ASTROS UPDATE: No job is safe for Astros
Feb. 15, 2013 at 6:02 p.m.
Updated Feb. 14, 2013 at 8:15 p.m.
KISSIMMEE, Fla. (AP) - The training camp of the Houston Astros is a land of opportunity.
That's what happens to a team that puts together consecutive seasons with the worst record in the major leagues. And after another winter of trading veterans and their contracts to load up on prospects, the Astros believe they are truly starting a new era as they prepare for Saturday's first full-squad workout of spring training.
"It's a great opportunity," said pitching prospect Alex White. "This is a really young team, and we're going up from where we're at."
They don't figure to go too far up in the American League West this season, but the measure of their progress will come a year from now, according to new manager Bo Porter.
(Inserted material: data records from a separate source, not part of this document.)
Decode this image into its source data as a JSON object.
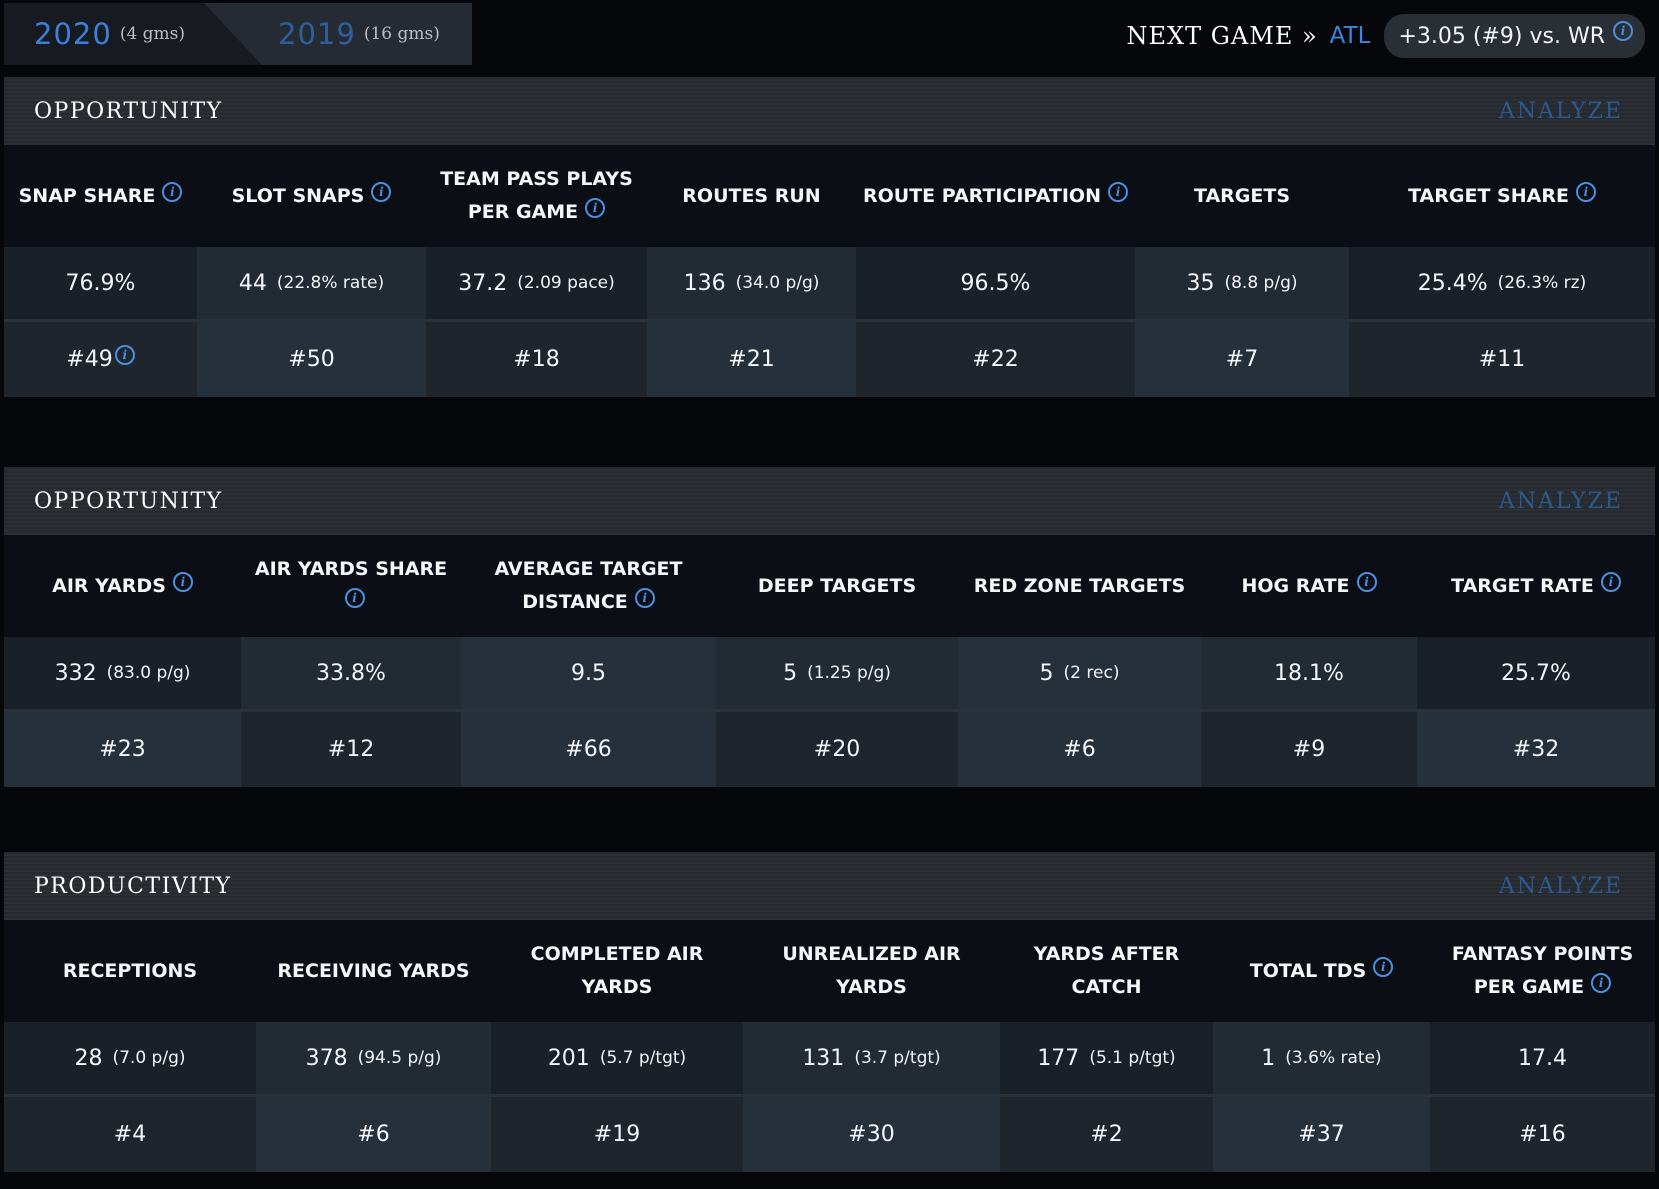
{
  "header": {
    "seasons": [
      {
        "year": "2020",
        "games": "(4 gms)"
      },
      {
        "year": "2019",
        "games": "(16 gms)"
      }
    ],
    "next_game_label": "NEXT GAME »",
    "next_game_team": "ATL",
    "matchup": "+3.05 (#9) vs. WR"
  },
  "sections": [
    {
      "title": "OPPORTUNITY",
      "analyze": "ANALYZE",
      "columns": [
        {
          "label": "SNAP SHARE",
          "value": "76.9%",
          "sub": "",
          "rank": "#49"
        },
        {
          "label": "SLOT SNAPS",
          "value": "44",
          "sub": "(22.8% rate)",
          "rank": "#50"
        },
        {
          "label": "TEAM PASS PLAYS PER GAME",
          "value": "37.2",
          "sub": "(2.09 pace)",
          "rank": "#18"
        },
        {
          "label": "ROUTES RUN",
          "value": "136",
          "sub": "(34.0 p/g)",
          "rank": "#21"
        },
        {
          "label": "ROUTE PARTICIPATION",
          "value": "96.5%",
          "sub": "",
          "rank": "#22"
        },
        {
          "label": "TARGETS",
          "value": "35",
          "sub": "(8.8 p/g)",
          "rank": "#7"
        },
        {
          "label": "TARGET SHARE",
          "value": "25.4%",
          "sub": "(26.3% rz)",
          "rank": "#11"
        }
      ]
    },
    {
      "title": "OPPORTUNITY",
      "analyze": "ANALYZE",
      "columns": [
        {
          "label": "AIR YARDS",
          "value": "332",
          "sub": "(83.0 p/g)",
          "rank": "#23"
        },
        {
          "label": "AIR YARDS SHARE",
          "value": "33.8%",
          "sub": "",
          "rank": "#12"
        },
        {
          "label": "AVERAGE TARGET DISTANCE",
          "value": "9.5",
          "sub": "",
          "rank": "#66"
        },
        {
          "label": "DEEP TARGETS",
          "value": "5",
          "sub": "(1.25 p/g)",
          "rank": "#20"
        },
        {
          "label": "RED ZONE TARGETS",
          "value": "5",
          "sub": "(2 rec)",
          "rank": "#6"
        },
        {
          "label": "HOG RATE",
          "value": "18.1%",
          "sub": "",
          "rank": "#9"
        },
        {
          "label": "TARGET RATE",
          "value": "25.7%",
          "sub": "",
          "rank": "#32"
        }
      ]
    },
    {
      "title": "PRODUCTIVITY",
      "analyze": "ANALYZE",
      "columns": [
        {
          "label": "RECEPTIONS",
          "value": "28",
          "sub": "(7.0 p/g)",
          "rank": "#4"
        },
        {
          "label": "RECEIVING YARDS",
          "value": "378",
          "sub": "(94.5 p/g)",
          "rank": "#6"
        },
        {
          "label": "COMPLETED AIR YARDS",
          "value": "201",
          "sub": "(5.7 p/tgt)",
          "rank": "#19"
        },
        {
          "label": "UNREALIZED AIR YARDS",
          "value": "131",
          "sub": "(3.7 p/tgt)",
          "rank": "#30"
        },
        {
          "label": "YARDS AFTER CATCH",
          "value": "177",
          "sub": "(5.1 p/tgt)",
          "rank": "#2"
        },
        {
          "label": "TOTAL TDS",
          "value": "1",
          "sub": "(3.6% rate)",
          "rank": "#37"
        },
        {
          "label": "FANTASY POINTS PER GAME",
          "value": "17.4",
          "sub": "",
          "rank": "#16"
        }
      ]
    }
  ]
}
"As you look at our roster, we don't have many established major league players. That's why there is so much opportunity available," Porter said. "When we stand here at this time next year, I want that number of established players to be greatly increased and a limited amount of competition as far as who will fill those starting roles."
Competition will be abundant this spring - at third base, shortstop, first base, all over the outfield and all throughout the pitching staff after starters Bud Norris, Lucas Harrell and Jordan Lyles.
The Astros, who have Major League Baseball's smallest payroll, did sign some veterans over the winter, including first baseman/DH Carlos Pena and left-handed pitcher Erik Bedard, both aged 34, outfielder Rick Ankiel, 33, and pitchers Jose Veras, 32, and Philip Humber, 30.
More typical of the players competing for roster spots here are pitchers like White and Brad Peacock, highly regarded right-handers in their mid-twenties who were traded both this winter and last winter.
"I kind of had that feeling (of betrayal) the first time, but now I know it's a business and it's about looking forward," said White, who was rated by Baseball America as Cleveland's No. 2 pitching prospect before being traded to Colorado. The Rockies traded him to the Astros on Dec. 4.
Peacock, who pitched five years in the Washington organization, was listed as Oakland's No. 1 pitching prospect as recently as Feb. 4 when he left his Florida home for spring training in Arizona.
"I got the phone call in Mississippi, so I had to turn around and come back to Florida," he said. "I was definitely going to have to prove myself over there just like I have to do here. So it's the same thing - a friendly competition. I'm very excited."
And that's the idea.
"I think there's a lot of excitement about the opportunity to make the club," said general manager Jeff Luhnow. "We have 61 players in camp, and I think all 61 feel like they could make the club.
"I think that's exciting. There's definitely a vibe between the new look, the new colors, the new environment, a lot of new faces. There's an energy that I can sense. It's palpable. I think people understand now what the plan is and how they fit in. There seems to be a lot of genuine enthusiasm and energy around it."